Secondo l’ex presidente, le parti sarebbero “più vicine che mai” a un’intesa sul futuro del Donbass, la regione dell’est Ucraina al centro della guerra con la Russia. “Stiamo cercando una soluzione che trasformi il Donbass in una zona economica speciale”, ha spiegato Trump, senza scendere troppo nei dettagli. È una proposta che circola da settimane tra Washington e Bruxelles, ma finora nessuno l’aveva confermata ufficialmente.

Fonti vicine alla delegazione ucraina confermano che l’idea di uno statuto speciale per il Donbass è sul tavolo. Rimangono però questioni complicate da risolvere, come la sicurezza dei confini e il rientro dei profughi. “Siamo pronti a discutere di tutto, purché sia rispettata la sovranità dell’Ucraina”, ha ribadito Zelensky durante l’incontro, secondo quanto riferito da un suo consigliere.

Vertice a tre con Putin? Si fa strada l’ipotesi

Trump ha parlato anche della possibilità di un incontro a tre con Vladimir Putin e Zelensky. “Ci sarà al momento giusto”, ha detto, lasciando capire che i contatti con Mosca sono già in corso. Nessuna data ufficiale, però, è stata ancora fissata. Fonti diplomatiche americane indicano che il vertice potrebbe tenersi nelle prossime settimane, forse a Vienna o Ginevra.

La notizia di un possibile faccia a faccia tra i leader di Stati Uniti, Russia e Ucraina ha subito fatto il giro delle capitali europee. A Bruxelles, la presidente della Commissione Ursula von der Leyen si è detta “prudentemente ottimista”, mentre il ministro degli Esteri tedesco Annalena Baerbock ha invitato alla cautela: “Ogni passo avanti è positivo, ma bisogna restare realistici”.

Le reazioni nel mondo e i prossimi sviluppi

L’annuncio di Trump arriva in un momento molto delicato per la diplomazia.
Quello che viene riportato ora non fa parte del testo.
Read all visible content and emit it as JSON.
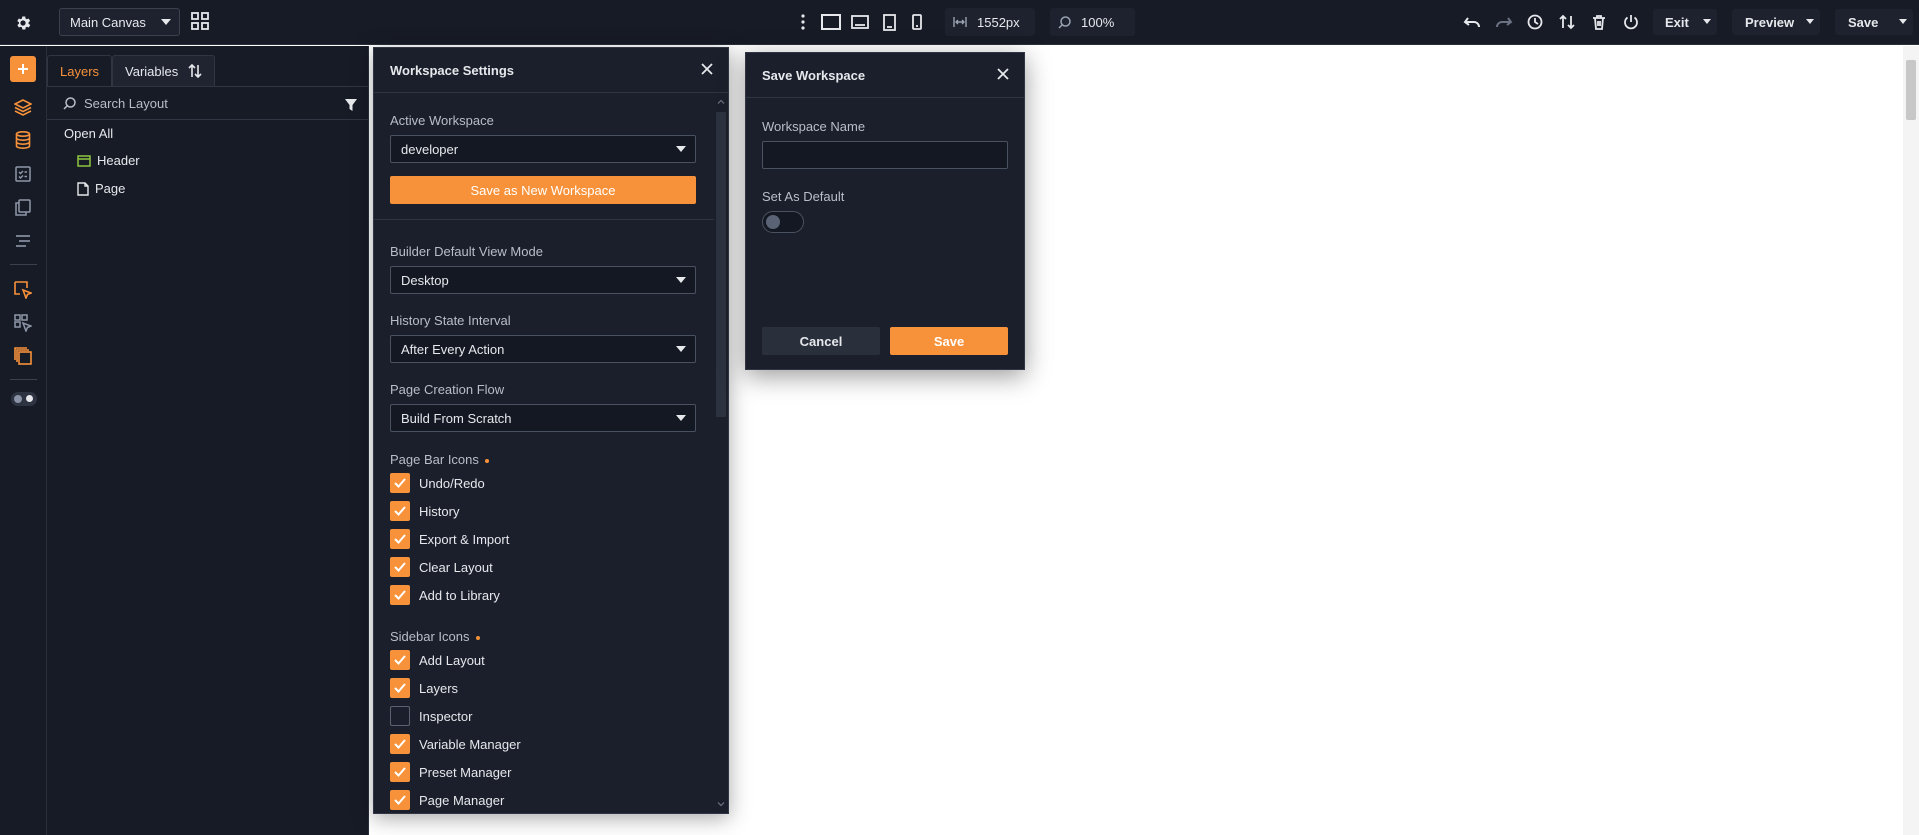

Dopo quasi tre anni di conflitto, con oltre 200mila morti stimati dall’ONU e milioni di sfollati, il mondo osserva con attenzione ogni segnale di distensione. A Kiev, la notizia ha ricevuto una risposta fredda: “Aspettiamo fatti concreti”, ha detto un portavoce del governo ucraino.
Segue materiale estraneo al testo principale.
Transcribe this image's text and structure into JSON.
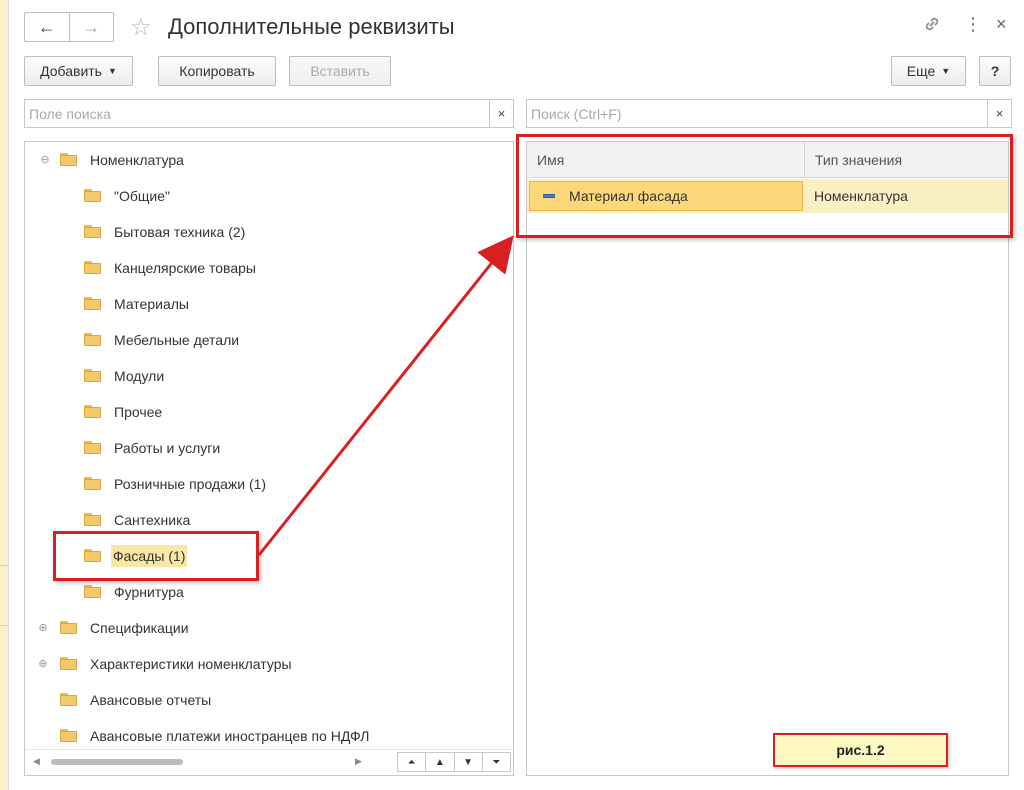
{
  "window": {
    "title": "Дополнительные реквизиты",
    "back_icon": "←",
    "forward_icon": "→",
    "star_icon": "☆",
    "link_icon": "🔗",
    "menu_icon": "⋮",
    "close_icon": "×"
  },
  "toolbar": {
    "add_label": "Добавить",
    "copy_label": "Копировать",
    "paste_label": "Вставить",
    "more_label": "Еще",
    "help_label": "?"
  },
  "left_search": {
    "placeholder": "Поле поиска",
    "clear": "×"
  },
  "right_search": {
    "placeholder": "Поиск (Ctrl+F)",
    "clear": "×"
  },
  "tree": {
    "root": {
      "label": "Номенклатура",
      "expander": "⊖"
    },
    "children": [
      "\"Общие\"",
      "Бытовая техника (2)",
      "Канцелярские товары",
      "Материалы",
      "Мебельные детали",
      "Модули",
      "Прочее",
      "Работы и услуги",
      "Розничные продажи (1)",
      "Сантехника",
      "Фасады (1)",
      "Фурнитура"
    ],
    "selected_child": "Фасады (1)",
    "top_level": [
      {
        "label": "Спецификации",
        "expander": "⊕"
      },
      {
        "label": "Характеристики номенклатуры",
        "expander": "⊕"
      },
      {
        "label": "Авансовые отчеты",
        "expander": ""
      },
      {
        "label": "Авансовые платежи иностранцев по НДФЛ",
        "expander": ""
      }
    ],
    "nav_buttons": [
      "⏶",
      "▲",
      "▼",
      "⏷"
    ]
  },
  "table": {
    "columns": [
      "Имя",
      "Тип значения"
    ],
    "rows": [
      {
        "name": "Материал фасада",
        "type": "Номенклатура"
      }
    ]
  },
  "figure_label": "рис.1.2",
  "colors": {
    "highlight": "#d82020",
    "selection": "#fbe7a4",
    "folder": "#f4c96a"
  }
}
A Mosca, invece, il Cremlino si è limitato a un comunicato breve: “Seguiamo con interesse gli sviluppi”, si legge nella nota diffusa ieri sera. Per alcuni analisti russi, l’idea di una zona economica speciale nel Donbass potrebbe essere una via d’uscita dignitosa per tutti. Ma le resistenze restano forti, sia in Ucraina sia in Russia.
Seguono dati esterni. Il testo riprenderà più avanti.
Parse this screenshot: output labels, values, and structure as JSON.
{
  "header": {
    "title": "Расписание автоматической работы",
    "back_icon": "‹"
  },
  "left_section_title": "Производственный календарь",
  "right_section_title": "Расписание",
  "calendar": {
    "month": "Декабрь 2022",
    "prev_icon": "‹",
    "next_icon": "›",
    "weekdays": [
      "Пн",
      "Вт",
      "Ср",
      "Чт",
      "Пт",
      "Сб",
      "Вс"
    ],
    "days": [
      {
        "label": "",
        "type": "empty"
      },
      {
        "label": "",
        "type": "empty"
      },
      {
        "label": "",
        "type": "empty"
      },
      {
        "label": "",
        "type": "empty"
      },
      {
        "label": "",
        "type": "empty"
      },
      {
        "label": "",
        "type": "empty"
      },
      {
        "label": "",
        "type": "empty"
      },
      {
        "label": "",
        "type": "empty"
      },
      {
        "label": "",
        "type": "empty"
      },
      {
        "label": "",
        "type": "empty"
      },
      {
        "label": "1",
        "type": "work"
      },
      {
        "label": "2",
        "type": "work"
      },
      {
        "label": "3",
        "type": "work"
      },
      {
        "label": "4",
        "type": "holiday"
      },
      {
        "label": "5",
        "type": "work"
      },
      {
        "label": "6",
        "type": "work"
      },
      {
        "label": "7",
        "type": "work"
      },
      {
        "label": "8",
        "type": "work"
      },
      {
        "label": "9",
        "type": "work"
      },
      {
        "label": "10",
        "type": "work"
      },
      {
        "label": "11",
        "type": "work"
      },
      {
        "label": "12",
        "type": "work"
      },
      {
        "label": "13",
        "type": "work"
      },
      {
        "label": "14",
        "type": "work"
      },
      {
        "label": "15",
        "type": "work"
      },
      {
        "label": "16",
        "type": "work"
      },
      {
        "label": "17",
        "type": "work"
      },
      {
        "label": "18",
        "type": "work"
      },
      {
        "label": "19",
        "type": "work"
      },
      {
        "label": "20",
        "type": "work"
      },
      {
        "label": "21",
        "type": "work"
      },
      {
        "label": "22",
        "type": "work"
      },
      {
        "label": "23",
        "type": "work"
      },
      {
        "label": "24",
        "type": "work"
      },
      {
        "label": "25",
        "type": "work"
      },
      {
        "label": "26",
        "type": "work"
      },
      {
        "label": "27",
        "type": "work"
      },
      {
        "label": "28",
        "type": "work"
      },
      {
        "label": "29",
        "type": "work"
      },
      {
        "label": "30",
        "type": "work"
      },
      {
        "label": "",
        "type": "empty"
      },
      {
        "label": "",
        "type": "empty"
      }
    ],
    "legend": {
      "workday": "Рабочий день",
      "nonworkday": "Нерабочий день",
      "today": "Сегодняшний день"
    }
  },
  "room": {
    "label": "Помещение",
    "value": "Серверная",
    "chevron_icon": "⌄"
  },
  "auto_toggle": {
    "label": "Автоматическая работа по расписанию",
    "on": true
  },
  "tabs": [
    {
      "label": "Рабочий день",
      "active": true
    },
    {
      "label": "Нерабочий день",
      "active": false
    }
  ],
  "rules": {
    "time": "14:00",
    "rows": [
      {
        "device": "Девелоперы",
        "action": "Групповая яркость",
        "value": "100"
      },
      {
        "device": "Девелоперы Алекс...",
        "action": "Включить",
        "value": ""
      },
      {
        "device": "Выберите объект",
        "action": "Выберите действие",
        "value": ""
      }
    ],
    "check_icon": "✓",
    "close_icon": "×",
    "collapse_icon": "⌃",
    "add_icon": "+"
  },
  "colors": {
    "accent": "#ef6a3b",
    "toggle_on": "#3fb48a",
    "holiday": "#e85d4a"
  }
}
Gli Stati Uniti tornano in campo, ma la strada è in salita

Il ritorno di Trump ai negoziati segna un cambio di passo rispetto alla linea seguita dall’amministrazione Biden negli ultimi mesi. Fonti della Casa Bianca dicono che il nuovo approccio punta a “garantire un cessate il fuoco stabile e duraturo”, senza però fare concessioni unilaterali. Resta da vedere quale sarà il ruolo dell’Unione Europea e della NATO nei futuri equilibri della regione.

Per ora, tutto dipende dalla volontà delle parti di sedersi davvero allo stesso tavolo. “Non sarà semplice – ha ammesso un diplomatico europeo – ma dopo anni di sangue e distruzione ogni possibilità va coltivata”. Solo allora si potrà parlare davvero di pace.